The US prides itself on being a land of opportunity and equality - this film reveals some of the inequalities in something as simple as the income of staff members at one fraternity. And also shows up the specious justifications of that inequality - what does it matter that the cook does not have a high school diploma? I don't know about you, but my high school did not teach cooking or kitchen management. Her education is irrelevant to her position. Her skills and her work effort are the only relevant issues - and it's her work which most deserves compensation.

I have a graduate degree, but my hours of work are no more work than this cooks - actually, they take much less effort. Why should I be paid so much more?

I shouldn't. But I am, because I am white, I have the right accent and the right clothes, the right pieces of paper and the right social networks. I'm paid $24/hour to do something entirely unrelated to my graduate training. I found this job through my white and middle class social networks. I previously worked in the exact same type of job (telephone interviewing), but that one I found through the government job bank - that place employed people of different classes and colours. We were paid $7/hour. The work was the same.
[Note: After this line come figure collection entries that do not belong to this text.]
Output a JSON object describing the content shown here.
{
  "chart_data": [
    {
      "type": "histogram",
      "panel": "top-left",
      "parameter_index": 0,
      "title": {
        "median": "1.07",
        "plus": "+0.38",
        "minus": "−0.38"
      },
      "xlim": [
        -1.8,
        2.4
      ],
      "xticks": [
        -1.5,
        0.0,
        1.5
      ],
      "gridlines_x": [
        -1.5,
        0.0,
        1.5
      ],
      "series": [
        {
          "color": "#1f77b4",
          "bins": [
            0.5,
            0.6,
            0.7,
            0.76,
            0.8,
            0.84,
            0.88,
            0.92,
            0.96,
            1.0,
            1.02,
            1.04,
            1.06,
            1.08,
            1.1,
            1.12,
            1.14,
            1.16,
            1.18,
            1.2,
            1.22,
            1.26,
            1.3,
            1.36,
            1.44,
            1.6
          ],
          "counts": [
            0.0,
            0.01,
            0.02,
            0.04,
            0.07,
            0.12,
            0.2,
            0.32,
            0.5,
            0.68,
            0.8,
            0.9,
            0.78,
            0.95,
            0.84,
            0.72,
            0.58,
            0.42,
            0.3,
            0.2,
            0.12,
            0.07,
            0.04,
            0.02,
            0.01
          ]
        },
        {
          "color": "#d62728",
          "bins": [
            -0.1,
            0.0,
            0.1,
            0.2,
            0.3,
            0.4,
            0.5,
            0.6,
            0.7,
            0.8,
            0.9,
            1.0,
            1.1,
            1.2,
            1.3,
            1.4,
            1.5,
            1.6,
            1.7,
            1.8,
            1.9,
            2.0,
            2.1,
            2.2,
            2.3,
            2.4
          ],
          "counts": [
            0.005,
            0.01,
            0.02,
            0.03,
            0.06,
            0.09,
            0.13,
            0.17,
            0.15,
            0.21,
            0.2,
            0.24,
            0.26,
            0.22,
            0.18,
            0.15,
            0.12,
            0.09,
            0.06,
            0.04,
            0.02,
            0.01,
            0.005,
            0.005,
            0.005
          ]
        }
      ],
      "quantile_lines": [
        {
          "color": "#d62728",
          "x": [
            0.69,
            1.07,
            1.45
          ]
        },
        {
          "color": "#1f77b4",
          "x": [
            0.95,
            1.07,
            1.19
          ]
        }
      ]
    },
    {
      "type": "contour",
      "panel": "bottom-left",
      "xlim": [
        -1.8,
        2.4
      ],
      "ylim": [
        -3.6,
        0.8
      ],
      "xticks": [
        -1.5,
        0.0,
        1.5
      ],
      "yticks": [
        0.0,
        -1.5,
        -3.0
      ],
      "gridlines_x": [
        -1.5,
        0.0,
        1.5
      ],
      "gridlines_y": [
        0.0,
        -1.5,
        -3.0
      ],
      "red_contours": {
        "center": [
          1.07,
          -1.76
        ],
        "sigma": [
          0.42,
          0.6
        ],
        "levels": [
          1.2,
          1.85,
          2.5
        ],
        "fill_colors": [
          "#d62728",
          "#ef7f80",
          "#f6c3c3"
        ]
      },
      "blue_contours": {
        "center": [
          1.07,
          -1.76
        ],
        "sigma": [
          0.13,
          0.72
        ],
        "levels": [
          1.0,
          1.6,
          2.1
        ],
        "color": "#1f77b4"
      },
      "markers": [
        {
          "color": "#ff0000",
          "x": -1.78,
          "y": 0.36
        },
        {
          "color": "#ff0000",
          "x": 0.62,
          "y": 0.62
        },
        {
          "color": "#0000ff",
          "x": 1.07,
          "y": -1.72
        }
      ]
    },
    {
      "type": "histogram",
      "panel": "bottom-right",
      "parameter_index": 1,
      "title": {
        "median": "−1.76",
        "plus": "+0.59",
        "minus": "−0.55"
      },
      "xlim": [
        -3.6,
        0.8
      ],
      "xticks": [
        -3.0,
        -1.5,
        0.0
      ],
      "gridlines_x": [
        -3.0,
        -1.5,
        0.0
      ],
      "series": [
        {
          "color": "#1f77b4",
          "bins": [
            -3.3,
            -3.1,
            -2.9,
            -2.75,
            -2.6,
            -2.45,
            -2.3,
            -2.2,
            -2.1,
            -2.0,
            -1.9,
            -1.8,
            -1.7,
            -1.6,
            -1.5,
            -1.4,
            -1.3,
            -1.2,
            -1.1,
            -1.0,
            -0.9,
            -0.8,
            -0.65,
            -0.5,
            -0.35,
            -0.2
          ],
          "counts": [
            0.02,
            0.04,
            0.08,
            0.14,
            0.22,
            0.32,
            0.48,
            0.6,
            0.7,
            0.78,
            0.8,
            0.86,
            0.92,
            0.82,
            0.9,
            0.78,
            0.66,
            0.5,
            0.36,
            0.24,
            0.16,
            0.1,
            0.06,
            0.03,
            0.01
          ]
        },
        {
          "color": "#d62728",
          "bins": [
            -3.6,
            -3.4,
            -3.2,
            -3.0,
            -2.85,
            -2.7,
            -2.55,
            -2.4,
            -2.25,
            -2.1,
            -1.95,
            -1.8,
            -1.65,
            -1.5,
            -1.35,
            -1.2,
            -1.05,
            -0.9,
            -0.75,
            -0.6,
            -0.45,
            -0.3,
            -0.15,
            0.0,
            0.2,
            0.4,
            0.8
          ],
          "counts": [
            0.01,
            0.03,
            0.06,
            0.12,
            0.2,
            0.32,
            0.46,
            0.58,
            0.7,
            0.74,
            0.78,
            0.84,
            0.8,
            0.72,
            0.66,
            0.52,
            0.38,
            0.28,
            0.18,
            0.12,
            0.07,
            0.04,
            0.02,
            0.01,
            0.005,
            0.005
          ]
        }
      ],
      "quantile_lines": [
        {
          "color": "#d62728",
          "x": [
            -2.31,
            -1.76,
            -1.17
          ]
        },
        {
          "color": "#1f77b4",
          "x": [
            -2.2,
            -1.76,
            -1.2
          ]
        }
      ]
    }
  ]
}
(I should say that one of the reasons for the high pay at the second place is that the employer is trying to be socially responsible by paying a good wage, especially as they know they cannot give us many hours of work. But it doesn't discount the cultural, class and racial divisions inherent in our society and economy.)
posted by jb at 8:46 AM on September 28, 2009


Great points jb. I've long believed that "networking" is just a way to be discriminatory. I understand the responsibility and accountability assumed when an applicant that is part of an existing employee's social network gets hired. But still it just seems like a back channel way to keep a "good ol folks" network going, and exclude those who may be talented, but in some way different than 'you'.
posted by cashman at 6:29 PM on September 28, 2009


Interesting film.
I work in central London, and any shop you go into is likely to have five black people working at the tills and five white poeple queueing up to buy stuff. It's pretty uncomfortable when you stop to think about it.
American income inequality has always struck me as particularly harsh though:
Relative Global Income Inequalities
posted by greytape at 11:46 AM on September 30, 2009


when I hear arguments around the true definition of poverty that are primarily US-centric, I always feel its important to bring some perspective to the picture.

I appreciate that sentiment, but I don't think that's the filmmaker's intent. On his blog, linked in his profile, he mentions that he has worked for the Peace Core in Namibia. I would guess he's very familiar with the difference between poverty in parts of Africa and the US.

I would argue that "a rising tide raises all boats," as Kennedy famously said.
posted by Houstonian at 6:21 AM on October 7, 2009


I would argue that "a rising tide raises all boats," as Kennedy famously said.
posted by Houstonian at 9:21 AM on October 7 [+] [!]


Except that the growing income inequality in the first world for the past 30 years - despite the continuing growth and expansion of these economies - suggests that is not true. Profit is not water, it doesn't naturally flow to the lowest point. Rather, history shows that it tends to flow towards the most powerful. What improvements our societies have had in equality over the last 2 centuries has been from the political organisation of poorer sorts in the workplace (union) and in the political arena (political parties), or from efforts to please the working classes because they pose a political threat (thus conservative reforms, like those by Bismarck).

Left on its own, market pressures tend to advantage the larger over the smaller and the richer over the poorer. Just think of two peasant farmers - the larger will usually be able to weather market fluctuations better than the smaller because they will have more produce, and may be able to hold their surplus to sell at a better time, whereas the one working on the edge will be forced to sell by neccessity regardless of price.
posted by jb at 1:42 PM on October 7, 2009


That was pretty clever work of Buzzman, there. World-class troll.